NYSC, employing nothing more advanced than a black-and-white printer, caught my eye with a deal for a fitness program geared to The Hunger Games. As fate would have it, I read the book about six weeks ago and greatly enjoyed it. Now, here’s the NYSC rolling out a program, “limited to 12 members one for each district,” mimicking the skills used to deadly effect in the book by survivor Katniss Everdeen.
To train like a tribute, the NYSC mixes traditional fitness-class moves with some Hunger Games specialties: You get archery (ka-zinggg!), tree climbing simulation, speed work, strength training, and high-intensity cardio with weight-lifting exercises. Given my age, I’d probably keel over before I reached tribute-level fitness level, but, still, I’m curious. If the sale continues past today, heck, I may do it. I could use some diversity in my workout routine, which mostly centers on hand weights with a focus of not overdoing anything that would result in a yanked muscle or tendon.
Thirty years ago, I would have laughed if anybody had suggested I sign up for a fitness class, let alone join a fancy-pants place like the NY Sports Club (fancy only in my imagination, given that my previous gym experience was limited to the weight room at the PE center of Mission High School). I disdained gyms in favor of relentless walking around New York and Brooklyn. If I wanted to push myself, I’d jog along Atlantic Avenue in Brooklyn, starting around the fabled Brooklyn House of Detention and plodding along to the intersection with fabled Flatbush Avenue. I’d stagger back home and collapse, waiting for any twinge in my knee to blossom in to a full-blown health crisis. It never did, but I never became a regular jogger.

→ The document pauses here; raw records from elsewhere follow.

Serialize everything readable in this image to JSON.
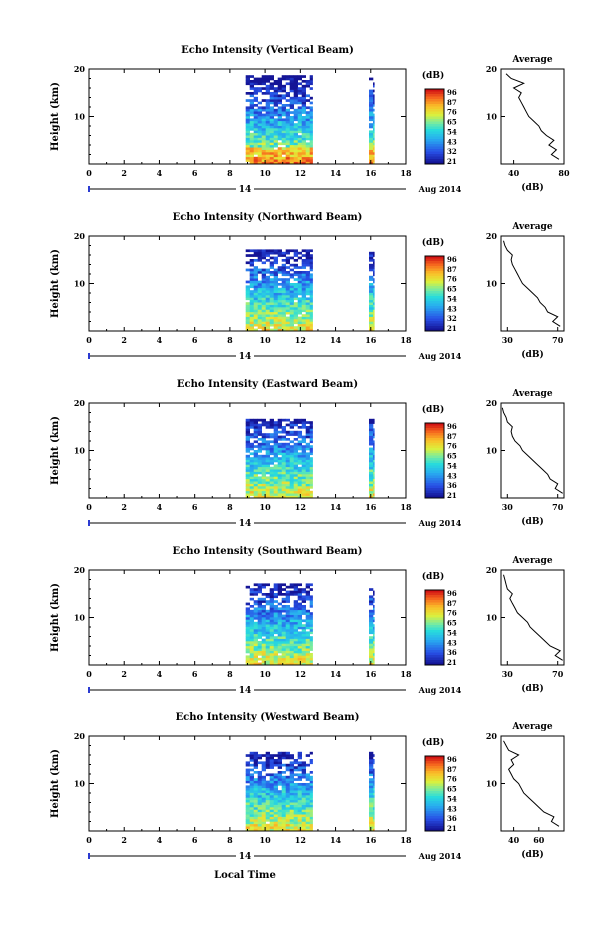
{
  "figure": {
    "x_axis_label": "Local Time",
    "date_label": "Aug 2014",
    "day_marker": "14",
    "colorbar_unit": "(dB)",
    "average_title": "Average",
    "average_unit": "(dB)"
  },
  "chart_data": [
    {
      "type": "heatmap",
      "title": "Echo Intensity (Vertical Beam)",
      "ylabel": "Height (km)",
      "xlim": [
        0,
        18
      ],
      "ylim": [
        0,
        20
      ],
      "x_ticks": [
        "0",
        "2",
        "4",
        "6",
        "8",
        "10",
        "12",
        "14",
        "16",
        "18"
      ],
      "y_ticks": [
        "10",
        "20"
      ],
      "colorbar_ticks": [
        "96",
        "87",
        "76",
        "65",
        "54",
        "43",
        "32",
        "21"
      ],
      "data_blocks": [
        {
          "x_start": 8.9,
          "x_end": 12.7,
          "top_km": 19
        },
        {
          "x_start": 15.9,
          "x_end": 16.2,
          "top_km": 18.5
        }
      ],
      "average": {
        "xlim": [
          30,
          80
        ],
        "x_ticks": [
          "40",
          "80"
        ],
        "profile": [
          [
            76,
            1
          ],
          [
            70,
            2
          ],
          [
            74,
            3
          ],
          [
            68,
            4
          ],
          [
            72,
            5
          ],
          [
            66,
            6
          ],
          [
            62,
            7
          ],
          [
            60,
            8
          ],
          [
            56,
            9
          ],
          [
            52,
            10
          ],
          [
            50,
            11
          ],
          [
            48,
            12
          ],
          [
            46,
            13
          ],
          [
            44,
            14
          ],
          [
            46,
            15
          ],
          [
            40,
            16
          ],
          [
            48,
            17
          ],
          [
            38,
            18
          ],
          [
            34,
            19
          ]
        ]
      }
    },
    {
      "type": "heatmap",
      "title": "Echo Intensity (Northward Beam)",
      "ylabel": "Height (km)",
      "xlim": [
        0,
        18
      ],
      "ylim": [
        0,
        20
      ],
      "x_ticks": [
        "0",
        "2",
        "4",
        "6",
        "8",
        "10",
        "12",
        "14",
        "16",
        "18"
      ],
      "y_ticks": [
        "10",
        "20"
      ],
      "colorbar_ticks": [
        "96",
        "87",
        "76",
        "65",
        "54",
        "43",
        "32",
        "21"
      ],
      "data_blocks": [
        {
          "x_start": 8.9,
          "x_end": 12.7,
          "top_km": 17.5
        },
        {
          "x_start": 15.9,
          "x_end": 16.2,
          "top_km": 17
        }
      ],
      "average": {
        "xlim": [
          25,
          75
        ],
        "x_ticks": [
          "30",
          "70"
        ],
        "profile": [
          [
            72,
            1
          ],
          [
            66,
            2
          ],
          [
            70,
            3
          ],
          [
            62,
            4
          ],
          [
            60,
            5
          ],
          [
            56,
            6
          ],
          [
            54,
            7
          ],
          [
            50,
            8
          ],
          [
            46,
            9
          ],
          [
            42,
            10
          ],
          [
            40,
            11
          ],
          [
            38,
            12
          ],
          [
            36,
            13
          ],
          [
            34,
            14
          ],
          [
            33,
            15
          ],
          [
            34,
            16
          ],
          [
            30,
            17
          ],
          [
            28,
            18
          ],
          [
            27,
            19
          ]
        ]
      }
    },
    {
      "type": "heatmap",
      "title": "Echo Intensity (Eastward Beam)",
      "ylabel": "Height (km)",
      "xlim": [
        0,
        18
      ],
      "ylim": [
        0,
        20
      ],
      "x_ticks": [
        "0",
        "2",
        "4",
        "6",
        "8",
        "10",
        "12",
        "14",
        "16",
        "18"
      ],
      "y_ticks": [
        "10",
        "20"
      ],
      "colorbar_ticks": [
        "96",
        "87",
        "76",
        "65",
        "54",
        "43",
        "36",
        "21"
      ],
      "data_blocks": [
        {
          "x_start": 8.9,
          "x_end": 12.7,
          "top_km": 17
        },
        {
          "x_start": 15.9,
          "x_end": 16.2,
          "top_km": 17
        }
      ],
      "average": {
        "xlim": [
          25,
          75
        ],
        "x_ticks": [
          "30",
          "70"
        ],
        "profile": [
          [
            74,
            1
          ],
          [
            68,
            2
          ],
          [
            70,
            3
          ],
          [
            64,
            4
          ],
          [
            62,
            5
          ],
          [
            58,
            6
          ],
          [
            54,
            7
          ],
          [
            50,
            8
          ],
          [
            46,
            9
          ],
          [
            42,
            10
          ],
          [
            40,
            11
          ],
          [
            36,
            12
          ],
          [
            34,
            13
          ],
          [
            33,
            14
          ],
          [
            34,
            15
          ],
          [
            30,
            16
          ],
          [
            29,
            17
          ],
          [
            27,
            18
          ],
          [
            26,
            19
          ]
        ]
      }
    },
    {
      "type": "heatmap",
      "title": "Echo Intensity (Southward Beam)",
      "ylabel": "Height (km)",
      "xlim": [
        0,
        18
      ],
      "ylim": [
        0,
        20
      ],
      "x_ticks": [
        "0",
        "2",
        "4",
        "6",
        "8",
        "10",
        "12",
        "14",
        "16",
        "18"
      ],
      "y_ticks": [
        "10",
        "20"
      ],
      "colorbar_ticks": [
        "96",
        "87",
        "76",
        "65",
        "54",
        "43",
        "36",
        "21"
      ],
      "data_blocks": [
        {
          "x_start": 8.9,
          "x_end": 12.7,
          "top_km": 17.5
        },
        {
          "x_start": 15.9,
          "x_end": 16.2,
          "top_km": 17
        }
      ],
      "average": {
        "xlim": [
          25,
          75
        ],
        "x_ticks": [
          "30",
          "70"
        ],
        "profile": [
          [
            74,
            1
          ],
          [
            68,
            2
          ],
          [
            72,
            3
          ],
          [
            64,
            4
          ],
          [
            60,
            5
          ],
          [
            56,
            6
          ],
          [
            52,
            7
          ],
          [
            48,
            8
          ],
          [
            46,
            9
          ],
          [
            42,
            10
          ],
          [
            38,
            11
          ],
          [
            36,
            12
          ],
          [
            34,
            13
          ],
          [
            32,
            14
          ],
          [
            34,
            15
          ],
          [
            30,
            16
          ],
          [
            29,
            17
          ],
          [
            28,
            18
          ],
          [
            27,
            19
          ]
        ]
      }
    },
    {
      "type": "heatmap",
      "title": "Echo Intensity (Westward Beam)",
      "ylabel": "Height (km)",
      "xlim": [
        0,
        18
      ],
      "ylim": [
        0,
        20
      ],
      "x_ticks": [
        "0",
        "2",
        "4",
        "6",
        "8",
        "10",
        "12",
        "14",
        "16",
        "18"
      ],
      "y_ticks": [
        "10",
        "20"
      ],
      "colorbar_ticks": [
        "96",
        "87",
        "76",
        "65",
        "54",
        "43",
        "36",
        "21"
      ],
      "data_blocks": [
        {
          "x_start": 8.9,
          "x_end": 12.7,
          "top_km": 17
        },
        {
          "x_start": 15.9,
          "x_end": 16.2,
          "top_km": 17
        }
      ],
      "average": {
        "xlim": [
          30,
          80
        ],
        "x_ticks": [
          "40",
          "60"
        ],
        "profile": [
          [
            76,
            1
          ],
          [
            70,
            2
          ],
          [
            72,
            3
          ],
          [
            64,
            4
          ],
          [
            60,
            5
          ],
          [
            56,
            6
          ],
          [
            52,
            7
          ],
          [
            48,
            8
          ],
          [
            46,
            9
          ],
          [
            44,
            10
          ],
          [
            40,
            11
          ],
          [
            38,
            12
          ],
          [
            36,
            13
          ],
          [
            40,
            14
          ],
          [
            38,
            15
          ],
          [
            44,
            16
          ],
          [
            36,
            17
          ],
          [
            34,
            18
          ],
          [
            32,
            19
          ]
        ]
      }
    }
  ]
}
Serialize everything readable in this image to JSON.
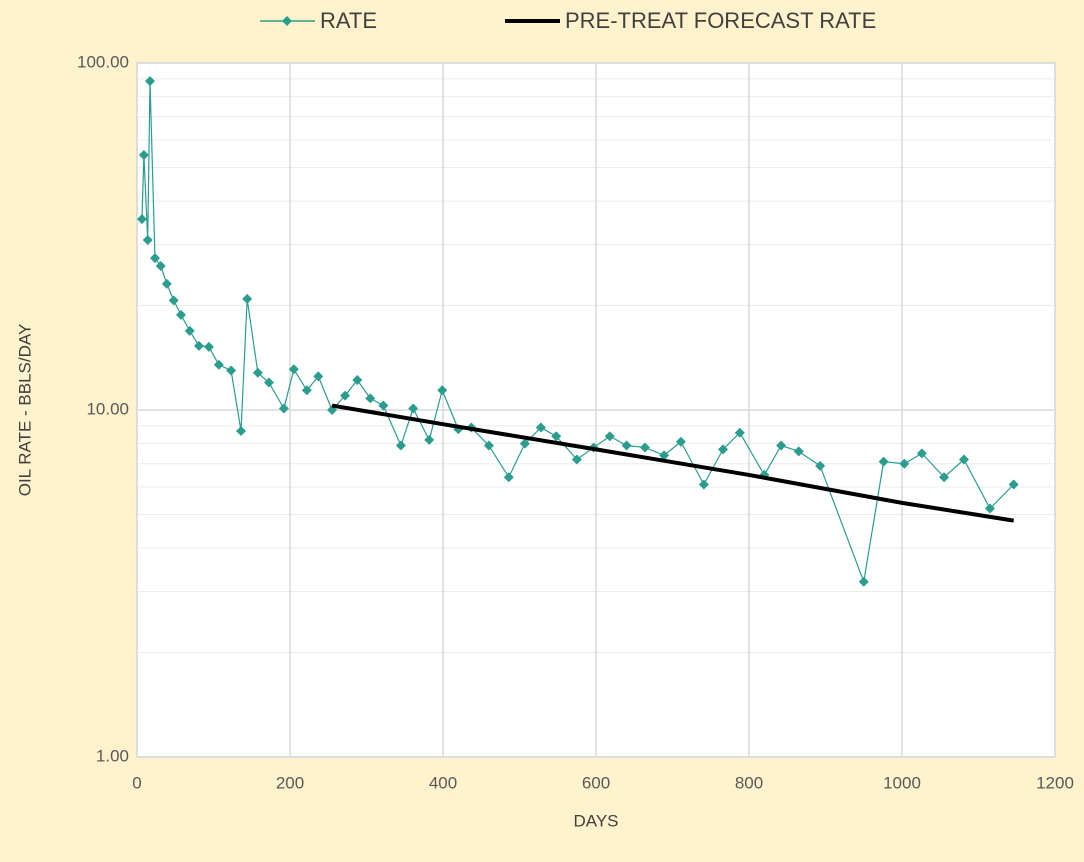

My attitude changed once I moved to suburban Connecticut and eventually became a commuter in 1996, on the train daily from Westport to Grand Central Terminal, and then on to blue-chip accounting firm Price Waterhouse on Avenue of the Americas. Soon after I started this job,after a year of unemployment, I heard about the employee discount program for memberships at the NYSC. Somehow, the idea that I needed to take better care of myself as a new father penetrated my sometimes-thick skull, and I became a member.
Except for a four-year period between 2002 and 2006–when I dropped my membership due to post-divorce financial reasons, then joined the Jewish Community Center with its own fitness center in Stamford–I’ve been a member ever since.
I’m the most surprised person in the world at this evolution from sluggard to gym rat. In the early years I mixed treadmill workouts (timed to coincide with watching the soap opera Days of Our Lives on the big monitors at the club) with total-body conditioning classes. I mostly stick with weights now, with the occasional session on the elliptical walker (where I usually watch country-western or 80s/90s videos on the machine’s monitor). Frankly, I’m in a rut. A few years ago I tried cardio kickboxing, and before that yoga, but breaking out of the typical routine takes effort. Separate from the club, I also took a 10-week krav maga class in Stamford in 2007, which was the most exhausting physical workout I’ve ever had
Thus, the tribute program jolted me with the promise of something new, something fresh and engaging. Archery and tree-climbing: well, those are ways to break out of the routine. I just hope I don’t break a bone — after various aches and pains from overdoing workouts over the years, I’m very attuned to my limits.